3. In such cases, the rule applying on the right hand side (RHS; i.e. B) takes precedence over the one applying to the left hand side (LHS; i.e. A).

4. In cases of SOI, the apavāda wins out [not clear how R. would handle antaraṅga cases, where both rules are apavādas] 

Starting with p. 50, R. presents and discusses a fairly impressive number of instances where his interpretation of 1.4.2 leads to the correct result.

The first example (p. 50) is this: ins.pl of a-stems    deva                bhis

                                                                                    7.3.103            7.1.9 

Claim: The two rules 7.3.103 (which changes a to e) and 7.1.9 (which changes bhis to ais) mutually block each other; but R’s interpretation of 1.4.2 argues for 7.1.9 to apply (hence devais).

The rules are –

ato bhisa ais (7.1.9)

‘After (nominal stems in) a, bhis is replaced by ais.’

bahuvacane jhaly et (7.3.103)

‘In the plural (of a nominal stem), a [anuvṛtti from 7.3.101] is replaced by e before (a case ending beginning with [anuvṛtti from 7.3.102] the class of consonants defined as jhal [i.e. effectively, before bh or s].’ 

As it turns out, the choice of devais could also be explained in terms of the common-sense principle underlying the notions apavāda, nitya, or siddha, namely that rules must have at least some area of application, otherwise they are meaningless.
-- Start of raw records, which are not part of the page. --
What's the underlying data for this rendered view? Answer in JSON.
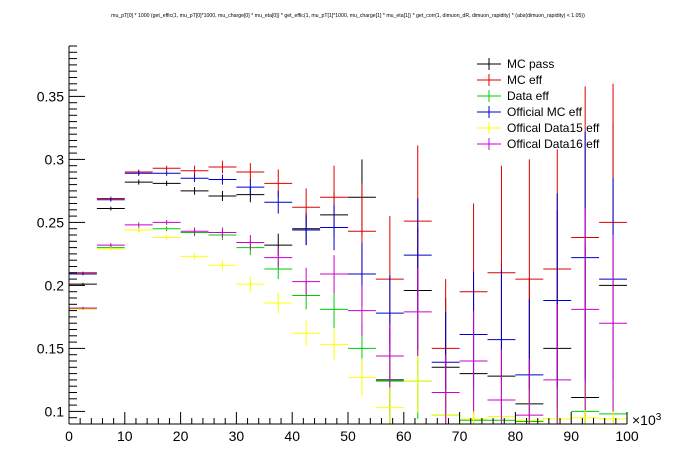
{
  "chart_data": {
    "type": "scatter",
    "title": "mu_pT[0] * 1000 (get_effic(1, mu_pT[0]*1000, mu_charge[0] * mu_eta[0]) * get_effic(1, mu_pT[1]*1000, mu_charge[1] * mu_eta[1]) * get_corr(1, dimuon_dR, dimuon_rapidity) * (abs(dimuon_rapidity) < 1.05))",
    "xlabel": "",
    "ylabel": "",
    "xlim": [
      0,
      100
    ],
    "ylim": [
      0.09,
      0.39
    ],
    "x_exponent_label": "×10",
    "x_exponent_power": "3",
    "x_ticks": [
      "0",
      "10",
      "20",
      "30",
      "40",
      "50",
      "60",
      "70",
      "80",
      "90",
      "100"
    ],
    "y_ticks": [
      "0.1",
      "0.15",
      "0.2",
      "0.25",
      "0.3",
      "0.35"
    ],
    "grid": false,
    "legend_position": "top-right",
    "bin_width": 5,
    "series": [
      {
        "name": "MC pass",
        "color": "#000000",
        "points": [
          [
            2.5,
            0.201,
            0.001
          ],
          [
            7.5,
            0.261,
            0.0015
          ],
          [
            12.5,
            0.282,
            0.002
          ],
          [
            17.5,
            0.281,
            0.002
          ],
          [
            22.5,
            0.275,
            0.003
          ],
          [
            27.5,
            0.271,
            0.004
          ],
          [
            32.5,
            0.272,
            0.006
          ],
          [
            37.5,
            0.232,
            0.009
          ],
          [
            42.5,
            0.245,
            0.013
          ],
          [
            47.5,
            0.256,
            0.018
          ],
          [
            52.5,
            0.27,
            0.03
          ],
          [
            57.5,
            0.125,
            0.04
          ],
          [
            62.5,
            0.196,
            0.05
          ],
          [
            67.5,
            0.135,
            0.055
          ],
          [
            72.5,
            0.13,
            0.07
          ],
          [
            77.5,
            0.128,
            0.09
          ],
          [
            82.5,
            0.106,
            0.1
          ],
          [
            87.5,
            0.15,
            0.11
          ],
          [
            92.5,
            0.111,
            0.12
          ],
          [
            97.5,
            0.2,
            0.13
          ]
        ]
      },
      {
        "name": "MC eff",
        "color": "#e00000",
        "points": [
          [
            2.5,
            0.21,
            0.001
          ],
          [
            7.5,
            0.269,
            0.0015
          ],
          [
            12.5,
            0.29,
            0.002
          ],
          [
            17.5,
            0.293,
            0.002
          ],
          [
            22.5,
            0.291,
            0.004
          ],
          [
            27.5,
            0.294,
            0.005
          ],
          [
            32.5,
            0.29,
            0.007
          ],
          [
            37.5,
            0.281,
            0.011
          ],
          [
            42.5,
            0.262,
            0.015
          ],
          [
            47.5,
            0.27,
            0.025
          ],
          [
            52.5,
            0.243,
            0.038
          ],
          [
            57.5,
            0.205,
            0.05
          ],
          [
            62.5,
            0.251,
            0.06
          ],
          [
            67.5,
            0.15,
            0.055
          ],
          [
            72.5,
            0.195,
            0.07
          ],
          [
            77.5,
            0.21,
            0.085
          ],
          [
            82.5,
            0.205,
            0.095
          ],
          [
            87.5,
            0.213,
            0.095
          ],
          [
            92.5,
            0.238,
            0.12
          ],
          [
            97.5,
            0.25,
            0.11
          ]
        ]
      },
      {
        "name": "Data eff",
        "color": "#00cc00",
        "points": [
          [
            2.5,
            0.182,
            0.001
          ],
          [
            7.5,
            0.23,
            0.0015
          ],
          [
            12.5,
            0.244,
            0.002
          ],
          [
            17.5,
            0.245,
            0.002
          ],
          [
            22.5,
            0.242,
            0.003
          ],
          [
            27.5,
            0.24,
            0.004
          ],
          [
            32.5,
            0.23,
            0.006
          ],
          [
            37.5,
            0.213,
            0.008
          ],
          [
            42.5,
            0.192,
            0.011
          ],
          [
            47.5,
            0.181,
            0.015
          ],
          [
            52.5,
            0.15,
            0.02
          ],
          [
            57.5,
            0.124,
            0.025
          ],
          [
            62.5,
            0.124,
            0.03
          ],
          [
            67.5,
            0.097,
            0.03
          ],
          [
            72.5,
            0.093,
            0.03
          ],
          [
            77.5,
            0.093,
            0.035
          ],
          [
            82.5,
            0.092,
            0.035
          ],
          [
            87.5,
            0.094,
            0.04
          ],
          [
            92.5,
            0.1,
            0.04
          ],
          [
            97.5,
            0.098,
            0.04
          ]
        ]
      },
      {
        "name": "Official MC eff",
        "color": "#0000cc",
        "points": [
          [
            2.5,
            0.209,
            0.001
          ],
          [
            7.5,
            0.268,
            0.0015
          ],
          [
            12.5,
            0.289,
            0.002
          ],
          [
            17.5,
            0.289,
            0.002
          ],
          [
            22.5,
            0.285,
            0.003
          ],
          [
            27.5,
            0.284,
            0.004
          ],
          [
            32.5,
            0.278,
            0.006
          ],
          [
            37.5,
            0.266,
            0.009
          ],
          [
            42.5,
            0.244,
            0.012
          ],
          [
            47.5,
            0.246,
            0.018
          ],
          [
            52.5,
            0.209,
            0.025
          ],
          [
            57.5,
            0.178,
            0.03
          ],
          [
            62.5,
            0.224,
            0.045
          ],
          [
            67.5,
            0.139,
            0.04
          ],
          [
            72.5,
            0.161,
            0.05
          ],
          [
            77.5,
            0.157,
            0.055
          ],
          [
            82.5,
            0.129,
            0.06
          ],
          [
            87.5,
            0.188,
            0.085
          ],
          [
            92.5,
            0.222,
            0.1
          ],
          [
            97.5,
            0.205,
            0.08
          ]
        ]
      },
      {
        "name": "Offical Data15 eff",
        "color": "#ffff00",
        "points": [
          [
            2.5,
            0.181,
            0.001
          ],
          [
            7.5,
            0.229,
            0.0015
          ],
          [
            12.5,
            0.244,
            0.002
          ],
          [
            17.5,
            0.238,
            0.002
          ],
          [
            22.5,
            0.223,
            0.003
          ],
          [
            27.5,
            0.216,
            0.004
          ],
          [
            32.5,
            0.201,
            0.006
          ],
          [
            37.5,
            0.186,
            0.008
          ],
          [
            42.5,
            0.162,
            0.01
          ],
          [
            47.5,
            0.153,
            0.012
          ],
          [
            52.5,
            0.127,
            0.015
          ],
          [
            57.5,
            0.103,
            0.02
          ],
          [
            62.5,
            0.124,
            0.025
          ],
          [
            67.5,
            0.097,
            0.02
          ],
          [
            72.5,
            0.094,
            0.025
          ],
          [
            77.5,
            0.096,
            0.025
          ],
          [
            82.5,
            0.093,
            0.025
          ],
          [
            87.5,
            0.094,
            0.025
          ],
          [
            92.5,
            0.095,
            0.03
          ],
          [
            97.5,
            0.094,
            0.03
          ]
        ]
      },
      {
        "name": "Offical Data16 eff",
        "color": "#cc00cc",
        "points": [
          [
            2.5,
            0.182,
            0.001
          ],
          [
            7.5,
            0.232,
            0.0015
          ],
          [
            12.5,
            0.248,
            0.002
          ],
          [
            17.5,
            0.25,
            0.002
          ],
          [
            22.5,
            0.243,
            0.003
          ],
          [
            27.5,
            0.242,
            0.004
          ],
          [
            32.5,
            0.234,
            0.006
          ],
          [
            37.5,
            0.222,
            0.008
          ],
          [
            42.5,
            0.203,
            0.011
          ],
          [
            47.5,
            0.209,
            0.015
          ],
          [
            52.5,
            0.18,
            0.02
          ],
          [
            57.5,
            0.144,
            0.025
          ],
          [
            62.5,
            0.179,
            0.035
          ],
          [
            67.5,
            0.115,
            0.03
          ],
          [
            72.5,
            0.14,
            0.04
          ],
          [
            77.5,
            0.109,
            0.04
          ],
          [
            82.5,
            0.097,
            0.045
          ],
          [
            87.5,
            0.125,
            0.06
          ],
          [
            92.5,
            0.181,
            0.08
          ],
          [
            97.5,
            0.17,
            0.07
          ]
        ]
      }
    ]
  }
}
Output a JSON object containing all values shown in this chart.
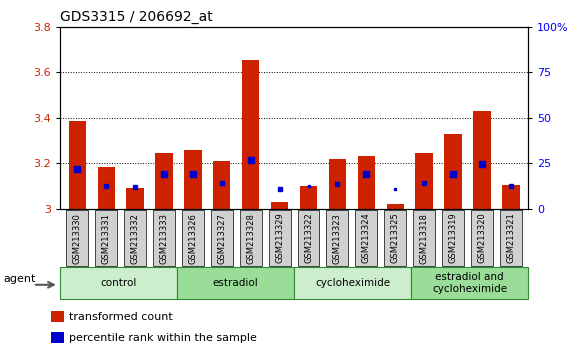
{
  "title": "GDS3315 / 206692_at",
  "samples": [
    "GSM213330",
    "GSM213331",
    "GSM213332",
    "GSM213333",
    "GSM213326",
    "GSM213327",
    "GSM213328",
    "GSM213329",
    "GSM213322",
    "GSM213323",
    "GSM213324",
    "GSM213325",
    "GSM213318",
    "GSM213319",
    "GSM213320",
    "GSM213321"
  ],
  "red_values": [
    3.385,
    3.185,
    3.09,
    3.245,
    3.26,
    3.21,
    3.655,
    3.03,
    3.1,
    3.22,
    3.23,
    3.02,
    3.245,
    3.33,
    3.43,
    3.105
  ],
  "blue_values": [
    3.175,
    3.1,
    3.095,
    3.155,
    3.155,
    3.115,
    3.215,
    3.085,
    3.1,
    3.11,
    3.155,
    3.085,
    3.115,
    3.155,
    3.195,
    3.1
  ],
  "blue_sizes": [
    4.5,
    3.2,
    2.8,
    3.9,
    3.9,
    3.5,
    4.7,
    2.2,
    2.0,
    3.2,
    3.9,
    2.0,
    3.5,
    3.9,
    4.5,
    2.8
  ],
  "groups": [
    {
      "label": "control",
      "start": 0,
      "end": 4,
      "color": "#cceecc"
    },
    {
      "label": "estradiol",
      "start": 4,
      "end": 8,
      "color": "#99dd99"
    },
    {
      "label": "cycloheximide",
      "start": 8,
      "end": 12,
      "color": "#cceecc"
    },
    {
      "label": "estradiol and\ncycloheximide",
      "start": 12,
      "end": 16,
      "color": "#99dd99"
    }
  ],
  "ylim_left": [
    3.0,
    3.8
  ],
  "ylim_right": [
    0,
    100
  ],
  "yticks_left": [
    3.0,
    3.2,
    3.4,
    3.6,
    3.8
  ],
  "ytick_labels_left": [
    "3",
    "3.2",
    "3.4",
    "3.6",
    "3.8"
  ],
  "yticks_right": [
    0,
    25,
    50,
    75,
    100
  ],
  "ytick_labels_right": [
    "0",
    "25",
    "50",
    "75",
    "100%"
  ],
  "grid_lines": [
    3.2,
    3.4,
    3.6
  ],
  "bar_color": "#cc2200",
  "dot_color": "#0000cc",
  "bar_width": 0.6,
  "plot_bg": "#ffffff",
  "legend_items": [
    {
      "color": "#cc2200",
      "label": "transformed count"
    },
    {
      "color": "#0000cc",
      "label": "percentile rank within the sample"
    }
  ]
}
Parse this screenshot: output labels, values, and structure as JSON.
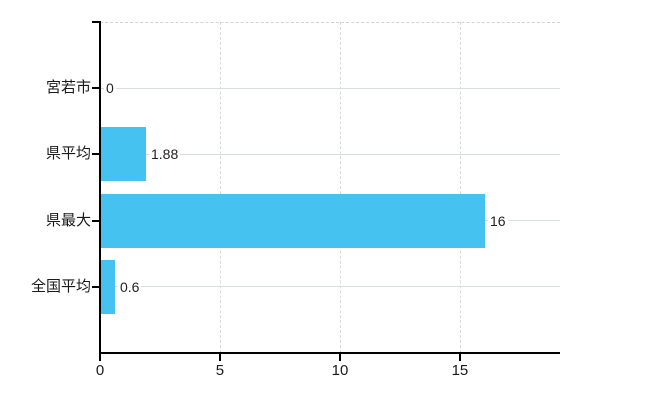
{
  "chart_data": {
    "type": "bar",
    "orientation": "horizontal",
    "title": "",
    "xlabel": "",
    "ylabel": "",
    "categories": [
      "宮若市",
      "県平均",
      "県最大",
      "全国平均"
    ],
    "values": [
      0,
      1.88,
      16,
      0.6
    ],
    "value_labels": [
      "0",
      "1.88",
      "16",
      "0.6"
    ],
    "xlim": [
      0,
      19.17
    ],
    "x_ticks": [
      0,
      5,
      10,
      15
    ],
    "x_tick_labels": [
      "0",
      "5",
      "10",
      "15"
    ],
    "grid": true,
    "legend": false,
    "colors": {
      "bar": "#45c2f0",
      "axis": "#000000",
      "gridline_horizontal": "#d7ddd7",
      "gridline_vertical": "#d9d9d9",
      "top_border": "#d4d0d8",
      "text": "#1a1a1a",
      "value_text": "#222222",
      "background": "#ffffff"
    }
  }
}
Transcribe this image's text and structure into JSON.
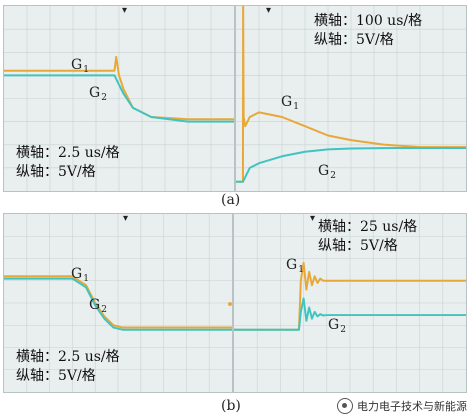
{
  "figure": {
    "captions": [
      "(a)",
      "(b)"
    ],
    "watermark": "电力电子技术与新能源"
  },
  "colors": {
    "g1": "#e8a838",
    "g2": "#40c4c0",
    "grid": "#c8d2d2",
    "panel_bg": "#e9eeee"
  },
  "chart_data": [
    {
      "type": "line",
      "panel": "a-left",
      "labels": {
        "g1": "G",
        "g1_sub": "1",
        "g2": "G",
        "g2_sub": "2"
      },
      "axis_text": [
        "横轴：2.5 us/格",
        "纵轴：5V/格"
      ],
      "xlim": [
        0,
        25
      ],
      "ylim": [
        -20,
        20
      ],
      "series": [
        {
          "key": "g1",
          "x": [
            0,
            12,
            12.2,
            12.5,
            13,
            14,
            16,
            20,
            25
          ],
          "y": [
            6,
            6,
            9,
            5,
            2,
            -2,
            -4,
            -4.5,
            -4.5
          ]
        },
        {
          "key": "g2",
          "x": [
            0,
            12,
            12.5,
            13,
            14,
            16,
            20,
            25
          ],
          "y": [
            5,
            5,
            3,
            1,
            -2,
            -4,
            -5,
            -5
          ]
        }
      ]
    },
    {
      "type": "line",
      "panel": "a-right",
      "labels": {
        "g1": "G",
        "g1_sub": "1",
        "g2": "G",
        "g2_sub": "2"
      },
      "axis_text": [
        "横轴：100 us/格",
        "纵轴：5V/格"
      ],
      "xlim": [
        0,
        1000
      ],
      "ylim": [
        -20,
        20
      ],
      "series": [
        {
          "key": "g1",
          "x": [
            0,
            30,
            31,
            33,
            40,
            60,
            100,
            200,
            300,
            400,
            500,
            650,
            800,
            1000
          ],
          "y": [
            -18,
            -18,
            20,
            -4,
            -6,
            -4,
            -3,
            -4,
            -6,
            -8,
            -9,
            -10,
            -10.5,
            -10.5
          ]
        },
        {
          "key": "g2",
          "x": [
            0,
            30,
            40,
            60,
            100,
            200,
            300,
            400,
            500,
            700,
            1000
          ],
          "y": [
            -18,
            -18,
            -17,
            -15,
            -14,
            -12.5,
            -11.5,
            -11,
            -10.8,
            -10.7,
            -10.7
          ]
        }
      ]
    },
    {
      "type": "line",
      "panel": "b-left",
      "labels": {
        "g1": "G",
        "g1_sub": "1",
        "g2": "G",
        "g2_sub": "2"
      },
      "axis_text": [
        "横轴：2.5 us/格",
        "纵轴：5V/格"
      ],
      "xlim": [
        0,
        25
      ],
      "ylim": [
        -20,
        20
      ],
      "series": [
        {
          "key": "g1",
          "x": [
            0,
            7.5,
            9,
            10,
            11,
            12,
            13,
            25
          ],
          "y": [
            6,
            6,
            4,
            0,
            -3,
            -5,
            -5.5,
            -5.5
          ]
        },
        {
          "key": "g2",
          "x": [
            0,
            7.5,
            9,
            10,
            11,
            12,
            13,
            25
          ],
          "y": [
            5.5,
            5.5,
            3.5,
            -0.5,
            -3.5,
            -5.5,
            -6,
            -6
          ]
        }
      ]
    },
    {
      "type": "line",
      "panel": "b-right",
      "labels": {
        "g1": "G",
        "g1_sub": "1",
        "g2": "G",
        "g2_sub": "2"
      },
      "axis_text": [
        "横轴：25 us/格",
        "纵轴：5V/格"
      ],
      "xlim": [
        0,
        250
      ],
      "ylim": [
        -20,
        20
      ],
      "series": [
        {
          "key": "g1",
          "x": [
            0,
            70,
            72,
            75,
            78,
            81,
            84,
            87,
            90,
            93,
            96,
            100,
            110,
            250
          ],
          "y": [
            -6,
            -6,
            5,
            9,
            3,
            7,
            4,
            6,
            4.5,
            5.5,
            5,
            5,
            5,
            5
          ]
        },
        {
          "key": "g2",
          "x": [
            0,
            70,
            72,
            75,
            78,
            81,
            84,
            87,
            90,
            93,
            96,
            100,
            110,
            250
          ],
          "y": [
            -6,
            -6,
            -2,
            1,
            -4,
            -1,
            -3.5,
            -2,
            -3,
            -2.5,
            -2.8,
            -2.7,
            -2.7,
            -2.7
          ]
        }
      ]
    }
  ]
}
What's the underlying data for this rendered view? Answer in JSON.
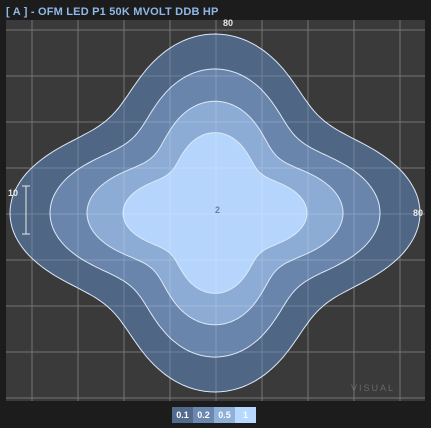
{
  "header": {
    "title": "[ A ] - OFM LED P1 50K MVOLT DDB HP"
  },
  "plot": {
    "top_label": "80",
    "right_label": "80",
    "left_label": "10",
    "center_label": "2",
    "watermark": "VISUAL"
  },
  "legend": {
    "items": [
      {
        "label": "0.1",
        "bg": "#526a8c",
        "fg": "#ffffff"
      },
      {
        "label": "0.2",
        "bg": "#6c88b0",
        "fg": "#ffffff"
      },
      {
        "label": "0.5",
        "bg": "#8fb0d8",
        "fg": "#ffffff"
      },
      {
        "label": "1",
        "bg": "#b8d8ff",
        "fg": "#ffffff"
      }
    ]
  },
  "contours": [
    {
      "level": "0.1",
      "fill": "#526a8c"
    },
    {
      "level": "0.2",
      "fill": "#6c88b0"
    },
    {
      "level": "0.5",
      "fill": "#8fb0d8"
    },
    {
      "level": "1",
      "fill": "#b8d8ff"
    }
  ],
  "colors": {
    "background": "#1c1c1c",
    "plot_bg": "#3a3a3a",
    "grid": "#555555",
    "title": "#8fb8e8"
  }
}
So, if there is a conflict, applying a rule that would deprive another rule of applying must give way to the latter rule. 

In the present case, applying 7.3.103 would deprive 7.1.9 from applying, making this rule meaningless. On the other hand, applying 7.1.9 deprives 7.3.103 from applying only in this one context (before -bhis); 7.3.103 would still apply before -bhyas and before -su and thus remains meaningful. Rule 7.1.9 therefore will win over 7.3.103 in the contect  / deva bhis /. [After writing this I discovered that Vasu’s “kārikā” on 7.1.9 says essentially the same thing; so there is precedence for this account in the commentatorial tradition.] 

It remains to be seen whether the other examples adduced by R are amenable to similar alternative accounts.